Developed in 1998, Prominence Tower is a 19-story trophy office building situated on the important corner of Lenox and Piedmont Roads. It exemplifies a typical suburban office site plan parti: a high-rise occupying the middle of its site with a parking garage behind and a landscaped foreground in front.

In 2012, the office building and surrounding land were acquired by Mill Creek Residential, who then engaged SK+I to provide the planning and architecture services to realize a broader mixed-use concept for the area.

Prominence, Phase I, consisting of 320 units and 20,000 square feet of retail, is a composite building comprised of a partially enclosed courtyard building on the corner and a cranked bar building that stretches north along Lenox.

Old Ivy, Phase II, comprising 395 units, is also a composite building consisting of a podium courtyard building engaged with a high-rise tower.

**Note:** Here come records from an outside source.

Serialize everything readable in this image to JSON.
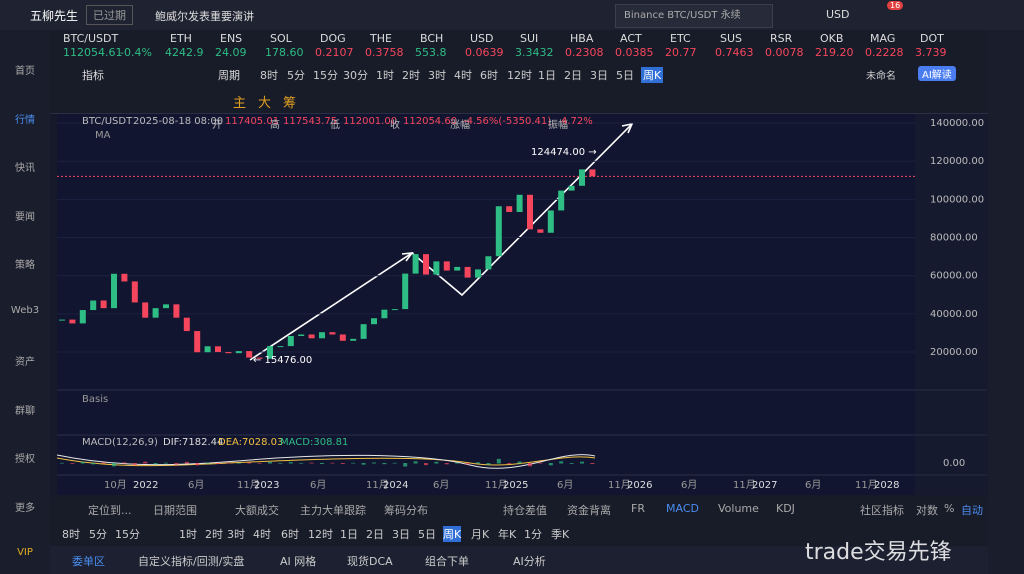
{
  "top_bar": {
    "app_name": "五柳先生",
    "status": "已过期",
    "news": "鲍威尔发表重要演讲",
    "search": "Binance BTC/USDT 永续",
    "currency": "USD",
    "badge": "16"
  },
  "tickers": [
    {
      "symbol": "BTC/USDT",
      "price": "112054.61",
      "change": "-0.4%"
    },
    {
      "symbol": "ETH",
      "price": "4242.9"
    },
    {
      "symbol": "ENS",
      "price": "24.09"
    },
    {
      "symbol": "SOL",
      "price": "178.60"
    },
    {
      "symbol": "DOG",
      "price": "0.2107"
    },
    {
      "symbol": "THE",
      "price": "0.3758"
    },
    {
      "symbol": "BCH",
      "price": "553.8"
    },
    {
      "symbol": "USD",
      "price": "0.0639"
    },
    {
      "symbol": "SUI",
      "price": "3.3432"
    },
    {
      "symbol": "HBA",
      "price": "0.2308"
    },
    {
      "symbol": "ACT",
      "price": "0.0385"
    },
    {
      "symbol": "ETC",
      "price": "20.77"
    },
    {
      "symbol": "SUS",
      "price": "0.7463"
    },
    {
      "symbol": "RSR",
      "price": "0.0078"
    },
    {
      "symbol": "OKB",
      "price": "219.20"
    },
    {
      "symbol": "MAG",
      "price": "0.2228"
    },
    {
      "symbol": "DOT",
      "price": "3.739"
    }
  ],
  "toolbar": {
    "indicator": "指标",
    "period": "周期",
    "periods": [
      "8时",
      "5分",
      "15分",
      "30分",
      "1时",
      "2时",
      "3时",
      "4时",
      "6时",
      "12时",
      "1日",
      "2日",
      "3日",
      "5日",
      "周K"
    ],
    "layout": "未命名",
    "ai": "AI解读",
    "draw_tools": [
      "主",
      "大",
      "筹"
    ]
  },
  "sidebar": [
    "首页",
    "行情",
    "快讯",
    "要闻",
    "策略",
    "Web3",
    "资产",
    "群聊",
    "授权",
    "更多",
    "VIP"
  ],
  "chart": {
    "symbol": "BTC/USDT",
    "datetime": "2025-08-18 08:00",
    "ohlc": [
      [
        "开",
        "117405.01"
      ],
      [
        "高",
        "117543.75"
      ],
      [
        "低",
        "112001.00"
      ],
      [
        "收",
        "112054.60"
      ],
      [
        "涨幅",
        "-4.56%(-5350.41)"
      ],
      [
        "振幅",
        "4.72%"
      ]
    ],
    "ma": "MA",
    "basis": "Basis",
    "high_label": "124474.00 →",
    "low_label": "← 15476.00",
    "ylim": [
      0,
      145000
    ],
    "yticks": [
      {
        "value": 140000,
        "label": "140000.00"
      },
      {
        "value": 120000,
        "label": "120000.00"
      },
      {
        "value": 100000,
        "label": "100000.00"
      },
      {
        "value": 80000,
        "label": "80000.00"
      },
      {
        "value": 60000,
        "label": "60000.00"
      },
      {
        "value": 40000,
        "label": "40000.00"
      },
      {
        "value": 20000,
        "label": "20000.00"
      }
    ],
    "last_price": 112054.6,
    "closes": [
      37000,
      35000,
      42000,
      47000,
      43000,
      61000,
      57000,
      46000,
      38000,
      43000,
      45000,
      38000,
      31000,
      19900,
      23000,
      20000,
      19400,
      20500,
      17100,
      16500,
      23100,
      23100,
      28400,
      29200,
      27200,
      30400,
      29200,
      25900,
      26900,
      34600,
      37700,
      42200,
      42500,
      61100,
      71300,
      60600,
      67500,
      62700,
      64600,
      59000,
      63300,
      70200,
      96400,
      93400,
      102400,
      84300,
      82500,
      94200,
      104600,
      107100,
      115700,
      112054.6
    ],
    "up_color": "#2ebd85",
    "down_color": "#f6465d",
    "macd": {
      "title": "MACD(12,26,9)",
      "dif": "DIF:7182.44",
      "dea": "DEA:7028.03",
      "macd": "MACD:308.81",
      "zero": "0.00"
    },
    "time_labels": [
      "10月",
      "2022",
      "6月",
      "11月",
      "2023",
      "6月",
      "11月",
      "2024",
      "6月",
      "11月",
      "2025",
      "6月",
      "11月",
      "2026",
      "6月",
      "11月",
      "2027",
      "6月",
      "11月",
      "2028"
    ]
  },
  "tabs": [
    "定位到...",
    "日期范围",
    "大额成交",
    "主力大单跟踪",
    "筹码分布",
    "持仓差值",
    "资金背离",
    "FR",
    "MACD",
    "Volume",
    "KDJ",
    "社区指标",
    "对数",
    "%",
    "自动"
  ],
  "periods2": [
    "8时",
    "5分",
    "15分",
    "1时",
    "2时",
    "3时",
    "4时",
    "6时",
    "12时",
    "1日",
    "2日",
    "3日",
    "5日",
    "周K",
    "月K",
    "年K",
    "1分",
    "季K"
  ],
  "bottom_bar": [
    "委单区",
    "自定义指标/回测/实盘",
    "AI 网格",
    "现货DCA",
    "组合下单",
    "AI分析"
  ],
  "watermark": "trade交易先锋"
}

Prominence, together with its Phase II companion Old Ivy, creates a wholly new, immediate urban context for the existing office tower, enhancing the livability and quality of life for the tenants. The new two-building ensemble shapes a walkable precinct showcased by a pedestrian-oriented through-block sequence of spaces—from a corner piazzetta, to a grand stair and festival retail courtyard, to arrive at a hardscape plaza that unites the three buildings in an open space square that provides a central focus for the whole ensemble.

The ‘broken open’ courtyard building principally shapes the sequence. The building punctuates the important intersection of Lenox and Piedmont with a notch in the massing and a striking branding wall which shape a small plaza space. A grand stair links the corner plaza with a festival retail courtyard above. The courtyard will serve both the daytime and evening population with retail, chef-inspired restaurants, outdoor dining, coworking spaces, and a central kiosk to give the outdoor space an architectural focus.

The corner of the building is raised on piloti to reveal the courtyard from the vantage point of the street. The rear of the courtyard is opened at the corner and features a hardscape plaza. Embraced by the two wings of the courtyard building, the existing office tower, and the new residential tower, the plaza is the center of the composition and the element that brings the three buildings together into a singular spatial composition.

Prominence in Atlanta is a very articulate piece of urbanism; it frames a pedestrian sequence through several spaces as it accommodates a significantly sloped site. It shapes a public plaza space that unites three buildings in an open space composition and creates a festival retail courtyard that serves as an areawide—if not regional—draw. It provides a walkable context for a tall building, and gives it a power that it never had, as it improves the lives of the people who live and work there.